☆、重操旧业→_→
江淮中秋时候就说想回b市,转眼都国庆节假期都快放完了,他那边还是没什么音讯,君顾给他打电话也总是关机。
一天清晨大早,店裏的座机就响了,君顾迷迷糊糊地起身接通,就听江淮说:“君顾!我刚从家裏跑出来,马上就要登机了,我十点半就能到b市机场,你要是没事,接接我吧!我跑出来太急忘带钱了,刚才到机场打了个车,现在浑身就剩五块钱了!”
君顾揉揉头发,还没完全清醒过来,点头应着:“哦,好,接你,几点?”
江淮又嘱咐了一番,到点儿登机了,这才挂了电话。
君顾也挂了电话,看着被吵醒的陈慕之,无奈道:“江淮回来了,让我十点半去接机。”
陈慕之撇了撇嘴,心想这混小子一回来,自己的好日子又该到头了。不能随心所欲地和君顾腻歪着这样那样,真是要人血命了。
陈慕之陪着君顾一起去接机,果然江淮出来的时候两手空空,头发也乱糟糟的,看到两人的时候眼睛一下冒了光,扑上来一下子就抱住了君顾,欣喜道:“我胡汉三终于又回来了!”
陈慕之狠狠地掰着江淮熊抱的手,前不久他还能忍气吞声,现在江淮这么明目张胆占他的人的便宜,陈慕之不把江淮两条胳膊卸着玩就算是最大的仁慈了。
陈慕之把江淮掰开,站到两人中间,皮笑肉不笑地做出一副兄长的和蔼笑貌,低头拍着江淮肩膀道:“回来啦?饿不饿啊?我们去吃个饭,帮你接风洗尘?”
江淮奇怪地打量着陈慕之,总觉得他和自己走前不一样了。以前身上多少有点任劳任深沈多愁的小媳妇气质,现在怎么浑身上下一股子让他觉得不详的腹黑大尾巴狼的味道。

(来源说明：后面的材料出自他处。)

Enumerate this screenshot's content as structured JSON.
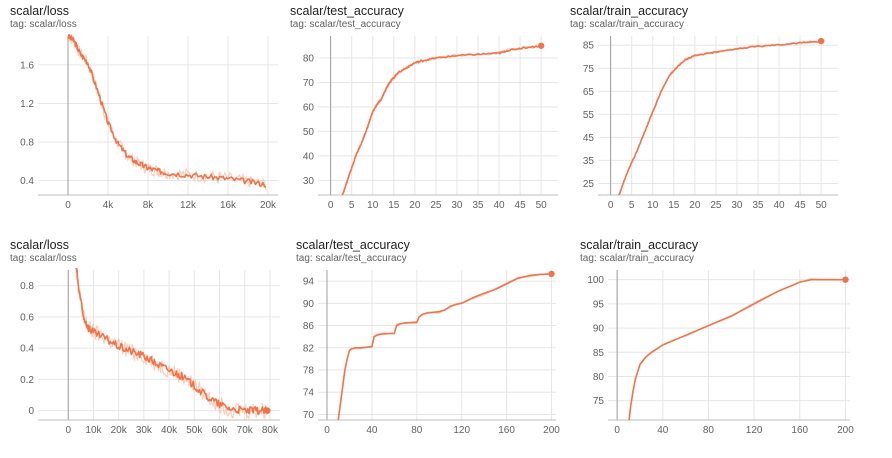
{
  "colors": {
    "line": "#f0734a",
    "smooth_shadow": "#f7c3ad",
    "grid": "#e6e6e6",
    "axis": "#9e9e9e"
  },
  "chart_data": [
    {
      "type": "line",
      "title": "scalar/loss",
      "subtitle": "tag: scalar/loss",
      "xlim": [
        -3000,
        21000
      ],
      "ylim": [
        0.25,
        1.9
      ],
      "xticks": [
        0,
        4000,
        8000,
        12000,
        16000,
        20000
      ],
      "xtick_labels": [
        "0",
        "4k",
        "8k",
        "12k",
        "16k",
        "20k"
      ],
      "yticks": [
        0.4,
        0.8,
        1.2,
        1.6
      ],
      "ytick_labels": [
        "0.4",
        "0.8",
        "1.2",
        "1.6"
      ],
      "noise": 0.06,
      "end_marker": false,
      "series": [
        {
          "x": [
            0,
            600,
            1200,
            2000,
            3000,
            4000,
            5000,
            6000,
            7000,
            8000,
            9000,
            10000,
            12000,
            14000,
            16000,
            18000,
            19800
          ],
          "y": [
            1.9,
            1.85,
            1.72,
            1.62,
            1.32,
            1.0,
            0.78,
            0.65,
            0.58,
            0.53,
            0.5,
            0.48,
            0.46,
            0.44,
            0.42,
            0.39,
            0.36
          ]
        }
      ]
    },
    {
      "type": "line",
      "title": "scalar/test_accuracy",
      "subtitle": "tag: scalar/test_accuracy",
      "xlim": [
        -3,
        54
      ],
      "ylim": [
        24,
        89
      ],
      "xticks": [
        0,
        5,
        10,
        15,
        20,
        25,
        30,
        35,
        40,
        45,
        50
      ],
      "xtick_labels": [
        "0",
        "5",
        "10",
        "15",
        "20",
        "25",
        "30",
        "35",
        "40",
        "45",
        "50"
      ],
      "yticks": [
        30,
        40,
        50,
        60,
        70,
        80
      ],
      "ytick_labels": [
        "30",
        "40",
        "50",
        "60",
        "70",
        "80"
      ],
      "noise": 0.6,
      "end_marker": true,
      "series": [
        {
          "x": [
            1,
            2,
            3,
            4,
            5,
            6,
            7,
            8,
            9,
            10,
            11,
            12,
            13,
            14,
            15,
            16,
            18,
            20,
            22,
            25,
            30,
            35,
            40,
            42,
            45,
            50
          ],
          "y": [
            18,
            20,
            25,
            30,
            35,
            40,
            44,
            48,
            53,
            58,
            61,
            63,
            67,
            70,
            72,
            74,
            76,
            78,
            79,
            80,
            81,
            81.5,
            82,
            83,
            84,
            85
          ]
        }
      ]
    },
    {
      "type": "line",
      "title": "scalar/train_accuracy",
      "subtitle": "tag: scalar/train_accuracy",
      "xlim": [
        -3,
        54
      ],
      "ylim": [
        20,
        89
      ],
      "xticks": [
        0,
        5,
        10,
        15,
        20,
        25,
        30,
        35,
        40,
        45,
        50
      ],
      "xtick_labels": [
        "0",
        "5",
        "10",
        "15",
        "20",
        "25",
        "30",
        "35",
        "40",
        "45",
        "50"
      ],
      "yticks": [
        25,
        35,
        45,
        55,
        65,
        75,
        85
      ],
      "ytick_labels": [
        "25",
        "35",
        "45",
        "55",
        "65",
        "75",
        "85"
      ],
      "noise": 0.5,
      "end_marker": true,
      "series": [
        {
          "x": [
            1,
            2,
            4,
            6,
            8,
            10,
            12,
            14,
            16,
            18,
            20,
            25,
            30,
            35,
            40,
            45,
            50
          ],
          "y": [
            15,
            20,
            30,
            38,
            47,
            56,
            65,
            72,
            76,
            79,
            80.5,
            82,
            83.5,
            84.5,
            85.2,
            86,
            86.8
          ]
        }
      ]
    },
    {
      "type": "line",
      "title": "scalar/loss",
      "subtitle": "tag: scalar/loss",
      "xlim": [
        -12000,
        84000
      ],
      "ylim": [
        -0.06,
        0.9
      ],
      "xticks": [
        0,
        10000,
        20000,
        30000,
        40000,
        50000,
        60000,
        70000,
        80000
      ],
      "xtick_labels": [
        "0",
        "10k",
        "20k",
        "30k",
        "40k",
        "50k",
        "60k",
        "70k",
        "80k"
      ],
      "yticks": [
        0,
        0.2,
        0.4,
        0.6,
        0.8
      ],
      "ytick_labels": [
        "0",
        "0.2",
        "0.4",
        "0.6",
        "0.8"
      ],
      "noise": 0.05,
      "end_marker": true,
      "series": [
        {
          "x": [
            3000,
            4000,
            6000,
            8000,
            10000,
            15000,
            20000,
            25000,
            30000,
            35000,
            40000,
            45000,
            50000,
            55000,
            60000,
            65000,
            70000,
            75000,
            79000
          ],
          "y": [
            0.95,
            0.8,
            0.6,
            0.53,
            0.5,
            0.46,
            0.41,
            0.38,
            0.35,
            0.3,
            0.26,
            0.22,
            0.16,
            0.09,
            0.04,
            0.01,
            0.0,
            0.0,
            0.0
          ]
        }
      ]
    },
    {
      "type": "line",
      "title": "scalar/test_accuracy",
      "subtitle": "tag: scalar/test_accuracy",
      "xlim": [
        -8,
        204
      ],
      "ylim": [
        69,
        96
      ],
      "xticks": [
        0,
        40,
        80,
        120,
        160,
        200
      ],
      "xtick_labels": [
        "0",
        "40",
        "80",
        "120",
        "160",
        "200"
      ],
      "yticks": [
        70,
        74,
        78,
        82,
        86,
        90,
        94
      ],
      "ytick_labels": [
        "70",
        "74",
        "78",
        "82",
        "86",
        "90",
        "94"
      ],
      "noise": 0,
      "end_marker": true,
      "series": [
        {
          "x": [
            8,
            10,
            12,
            14,
            16,
            18,
            20,
            22,
            25,
            30,
            40,
            42,
            45,
            50,
            60,
            62,
            65,
            70,
            80,
            82,
            85,
            90,
            100,
            105,
            110,
            115,
            120,
            125,
            130,
            140,
            150,
            160,
            170,
            180,
            190,
            200
          ],
          "y": [
            66,
            69,
            72,
            75,
            78,
            80,
            81.5,
            81.8,
            82,
            82,
            82.2,
            84,
            84.3,
            84.5,
            84.6,
            86,
            86.3,
            86.5,
            86.6,
            87.5,
            88,
            88.3,
            88.5,
            88.8,
            89.5,
            89.8,
            90,
            90.5,
            91,
            91.8,
            92.5,
            93.5,
            94.5,
            95,
            95.2,
            95.3
          ]
        }
      ]
    },
    {
      "type": "line",
      "title": "scalar/train_accuracy",
      "subtitle": "tag: scalar/train_accuracy",
      "xlim": [
        -8,
        204
      ],
      "ylim": [
        71,
        102
      ],
      "xticks": [
        0,
        40,
        80,
        120,
        160,
        200
      ],
      "xtick_labels": [
        "0",
        "40",
        "80",
        "120",
        "160",
        "200"
      ],
      "yticks": [
        75,
        80,
        85,
        90,
        95,
        100
      ],
      "ytick_labels": [
        "75",
        "80",
        "85",
        "90",
        "95",
        "100"
      ],
      "noise": 0,
      "end_marker": true,
      "series": [
        {
          "x": [
            8,
            10,
            12,
            14,
            16,
            18,
            20,
            25,
            30,
            40,
            50,
            60,
            80,
            100,
            120,
            140,
            160,
            170,
            180,
            190,
            200
          ],
          "y": [
            66,
            70,
            74,
            77,
            79.5,
            81,
            82.5,
            84,
            85,
            86.5,
            87.5,
            88.5,
            90.5,
            92.5,
            95,
            97.5,
            99.5,
            100,
            100,
            100,
            100
          ]
        }
      ]
    }
  ]
}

江淮立刻警觉,戒备地盯着陈慕之道:“你、你这么道貌岸然地是打什么註意?你你……你躲一边去你太高了挡我阳光了,我要走君顾旁边……”
三人出了航站楼等出租的时候,江淮就跟软了骨头一样往君顾身上靠,还又是搭肩搂腰地占便宜。陈慕之脸一黑,揪住江淮后脖领子扯开,笑得阴测测地:“老板,我看那边好像有一辆空车,你过去拦一下。”
江淮一时之间没反应过来,下意识地就听了陈慕之地话赶紧跑上去拦车和司机搭讪。
陈慕之趁机皱了眉头,一脸不悦地看着君顾,酸溜溜地说:“我这还没死呢,你就由着别人占便宜。你都不考虑我的感受……”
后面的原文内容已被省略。